Le président de CoiffureSuisse Damien Ojetti confirme: "Il faut environ 2 ans pour commencer à se faire une clientèle. Les premiers mois sont une prise de risque pour l'employeur. Si le coût salarial est trop élevé, il ne va pas embaucher, ou seulement à temps partiel".

Deux fois et demie son salaire

La faîtière des coiffeurs avait fait recours et demandé une exception au salaire minimum durant quatre ans pour les employés qui sortent d'apprentissage. Le recours ayant été balayé, les coiffeurs genevois doivent se réorganiser. La plupart des employeurs interrogés disent n'engager désormais qu'à 80% au maximum. Chaque fois, les raisons invoquées sont les mêmes: le Covid, mais surtout les 23 francs de l'heure.

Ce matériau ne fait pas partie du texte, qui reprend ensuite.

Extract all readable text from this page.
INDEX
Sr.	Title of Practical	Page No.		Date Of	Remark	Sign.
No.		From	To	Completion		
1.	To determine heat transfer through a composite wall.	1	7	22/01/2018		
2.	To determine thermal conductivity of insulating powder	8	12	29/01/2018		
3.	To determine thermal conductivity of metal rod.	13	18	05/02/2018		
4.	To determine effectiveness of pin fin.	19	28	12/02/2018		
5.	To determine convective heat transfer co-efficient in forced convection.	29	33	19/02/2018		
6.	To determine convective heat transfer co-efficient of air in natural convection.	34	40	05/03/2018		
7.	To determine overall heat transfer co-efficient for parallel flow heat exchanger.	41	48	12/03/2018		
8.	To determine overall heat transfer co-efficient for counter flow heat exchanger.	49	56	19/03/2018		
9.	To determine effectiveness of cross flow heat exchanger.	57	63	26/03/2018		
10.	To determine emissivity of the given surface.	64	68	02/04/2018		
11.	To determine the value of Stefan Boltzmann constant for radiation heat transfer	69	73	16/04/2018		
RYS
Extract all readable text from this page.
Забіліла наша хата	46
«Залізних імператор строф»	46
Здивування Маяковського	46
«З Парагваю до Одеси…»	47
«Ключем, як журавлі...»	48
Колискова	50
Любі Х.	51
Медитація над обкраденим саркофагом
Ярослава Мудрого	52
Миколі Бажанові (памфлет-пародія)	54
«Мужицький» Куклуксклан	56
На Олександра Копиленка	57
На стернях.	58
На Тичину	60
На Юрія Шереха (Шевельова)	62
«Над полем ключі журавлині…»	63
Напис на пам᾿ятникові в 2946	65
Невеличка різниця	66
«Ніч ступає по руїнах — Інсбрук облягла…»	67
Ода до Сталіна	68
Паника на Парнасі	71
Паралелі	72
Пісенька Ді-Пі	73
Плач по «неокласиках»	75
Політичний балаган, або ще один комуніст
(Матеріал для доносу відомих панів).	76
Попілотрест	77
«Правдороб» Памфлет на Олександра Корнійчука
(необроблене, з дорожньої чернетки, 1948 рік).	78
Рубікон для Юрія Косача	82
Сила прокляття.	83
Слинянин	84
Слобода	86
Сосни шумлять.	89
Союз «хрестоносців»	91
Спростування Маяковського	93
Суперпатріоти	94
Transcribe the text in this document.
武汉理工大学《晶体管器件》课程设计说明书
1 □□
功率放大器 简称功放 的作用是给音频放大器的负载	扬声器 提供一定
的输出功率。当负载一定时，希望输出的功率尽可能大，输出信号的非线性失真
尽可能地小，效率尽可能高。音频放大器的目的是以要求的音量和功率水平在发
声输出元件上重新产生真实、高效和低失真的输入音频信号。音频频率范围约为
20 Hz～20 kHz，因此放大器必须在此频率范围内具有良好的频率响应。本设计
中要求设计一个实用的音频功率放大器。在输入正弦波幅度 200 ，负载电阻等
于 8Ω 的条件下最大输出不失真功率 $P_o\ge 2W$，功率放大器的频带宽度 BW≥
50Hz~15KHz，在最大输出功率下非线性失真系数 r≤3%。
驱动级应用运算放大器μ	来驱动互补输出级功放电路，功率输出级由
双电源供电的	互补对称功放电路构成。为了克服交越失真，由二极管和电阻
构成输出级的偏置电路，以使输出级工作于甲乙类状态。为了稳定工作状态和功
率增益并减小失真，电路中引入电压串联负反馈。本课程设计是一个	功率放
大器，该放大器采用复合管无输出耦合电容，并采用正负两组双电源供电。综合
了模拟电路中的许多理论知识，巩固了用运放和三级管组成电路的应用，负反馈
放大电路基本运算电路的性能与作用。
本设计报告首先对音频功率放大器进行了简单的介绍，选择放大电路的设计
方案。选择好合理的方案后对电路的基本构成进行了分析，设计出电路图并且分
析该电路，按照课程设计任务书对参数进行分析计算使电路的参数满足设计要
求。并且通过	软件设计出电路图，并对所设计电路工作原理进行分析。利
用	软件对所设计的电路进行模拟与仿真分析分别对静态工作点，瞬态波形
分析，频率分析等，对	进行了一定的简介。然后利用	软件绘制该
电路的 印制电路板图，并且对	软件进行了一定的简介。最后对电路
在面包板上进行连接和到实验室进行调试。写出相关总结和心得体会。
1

"Une coiffeuse qui a de l'expérience et qui a de la clientèle, je n'ai pas de souci pour la payer. Mais un jeune qui sort de l'école, c'est très compliqué", insiste Robert Jeannerat. Pour Jessica, il a décidé de faire une exception. Mais à mi-temps seulement. "J'ai beaucoup hésité à la garder, à ce prix-là. Mais je prends sur moi, car elle mérite d'être formée".

Selon lui, pour qu'un employé soit rentable, il devrait réaliser un chiffre d'affaires équivalent à deux fois et demie son salaire. Impossible pour quelqu'un qui débute. Encore moins lorsqu'il n'a pas fait d'apprentissage.

Amélioration des conditions de travail

Le président de CoiffureSuisse se dit inquiet pour cette tendance au temps partiel, qui vise particulièrement la jeune génération. Mais pour les syndicats, l'impact sur l'emploi reste positif: "Cela ne résout pas dans l’immédiat la problématique du bas salaire. En revanche, c’est une amélioration objective des conditions de travail, parce que c’est finalement travailler moins qu'avant pour le même salaire", affirme Davide De Filippo, président de la Communauté genevoise d'action syndicale (CGAS).

"C'est en forgeant qu'on devient forgeron, rétorque Damien Ojetti. Donc si un jeune ne peut pas se faire la main et obtenir cette expérience dont il a besoin pour gagner sa vie, c'est le serpent qui se mord la queue. Il n'aura jamais la possibilité de grandir".

Cette expérience professionnelle, les jeunes devront désormais l'acquérir au prix fort. Quant aux patrons, beaucoup de ceux que nous avons interrogés semblent ignorer que le salaire minimum genevois prime sur la Convention collective de travail. A partir de l'an prochain, ils s'exposeront à des sanctions s'ils ne respectent pas la volonté populaire.